Ignoring the girl sitting at his feet, he ran across the street.

The master looked concerned. “What is happening here, Delios?” he asked without delay.

“Master, it was mistress Bel’Sara,” Delios said. “She spoke in a foreign tongue and things started to turn into snakes.”

“Things?” Master Mar’Doug raised an eyebrow.

“Apples, wooden sticks – all kinds of objects.” Delios waved, encompassing the whole market stretching out up and down the street. “And it isn’t stopping.”

“Where is mistress Bel’Sara?”

“I lost her in the crowd.” Delios quickly outlined what had happened.

The sage listened intently, staring down the street in the direction Delios had come from. “How quickly will the ship be ready to leave?”

Delios shook his head. “I am not sure. Mistress Bel’Sara might force them to cast off right away.”
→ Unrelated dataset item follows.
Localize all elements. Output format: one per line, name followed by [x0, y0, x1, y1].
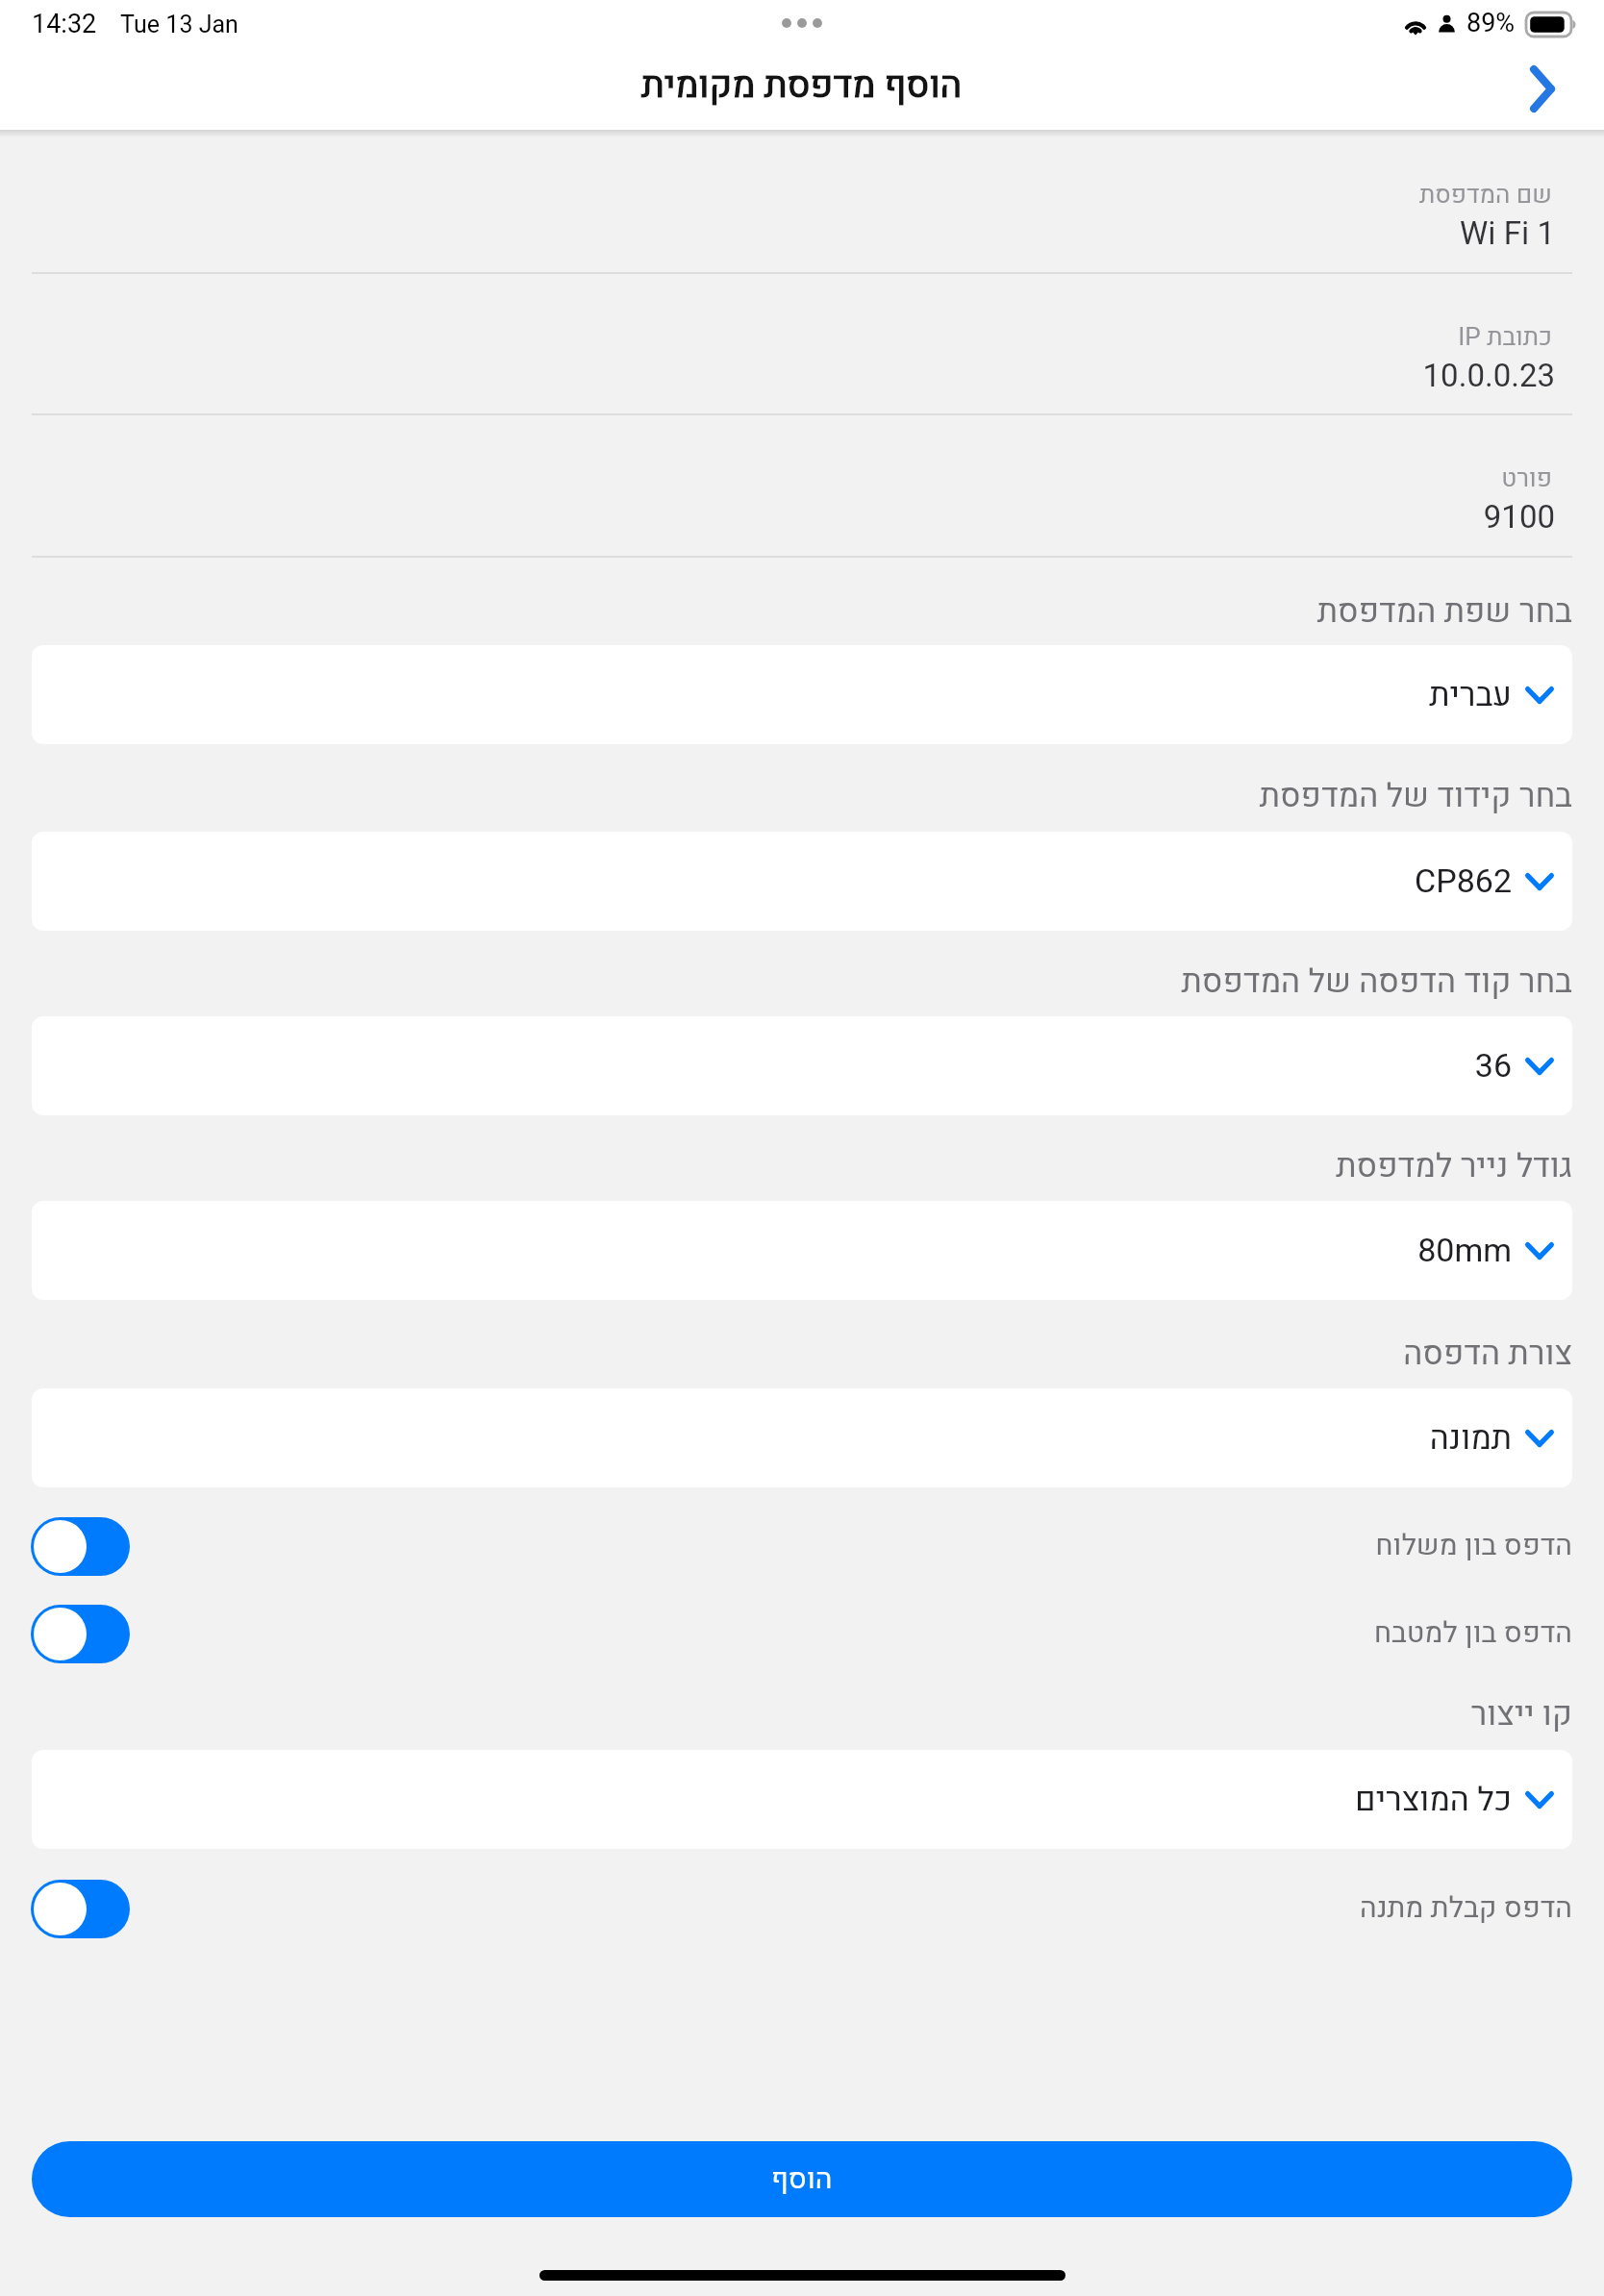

Master Mar’Doug closed his eyes. It almost looked to Delios as if he was gathering his resolve. When he opened his eyes again, his face had adopted his customary neutral expression.

“Let’s go,” he said. “You need to guide us there.”

“Yes,” Delios said. Then he hesitated. “What about the snakes? People are getting hurt.”

Master Mar’Doug frowned, then addressed the servant standing behind. “Run back and tell all the warriors you meet to come here and kill the snakes. Tell everybody!”

“Yes, master!” the servant shouted and ran off. He looked incredibly relieved.

And the rest of them ran too. Delios let the group back to the pier where the merchant ship was hopefully still moored. On their way, they saw more objects turn.

A wagon wheel uncoiled itself into a brown snake, just as they passed by. Not easily surprised by the sudden transformation anymore, Delios hacked it in two.

But most of the monsters they had to leave untouched as they hurried to reach the ship in time. Delios felt guilty about it. He understood that rescuing Atissa had priority but the snakes they left behind might kill dozens in the meantime.

“There it is!” his guard shouted.

The ship was ready to cast off. The plank used for loading was gone and sailors stood in front of the ropes fixating the ship to the pier at bow and stern, but they didn’t move. They just stood there gazing toward the deck.

Are they waiting for instructions? Delios thought.

As they came closer they saw the cause for the men’s hesitation. There was a tumult on deck. Several sailors were shouting. Mistress Bel’Sara stood to the side gesturing at them.

They were all so distracted with whatever was going on, they didn’t notice the three men climbing over the railing.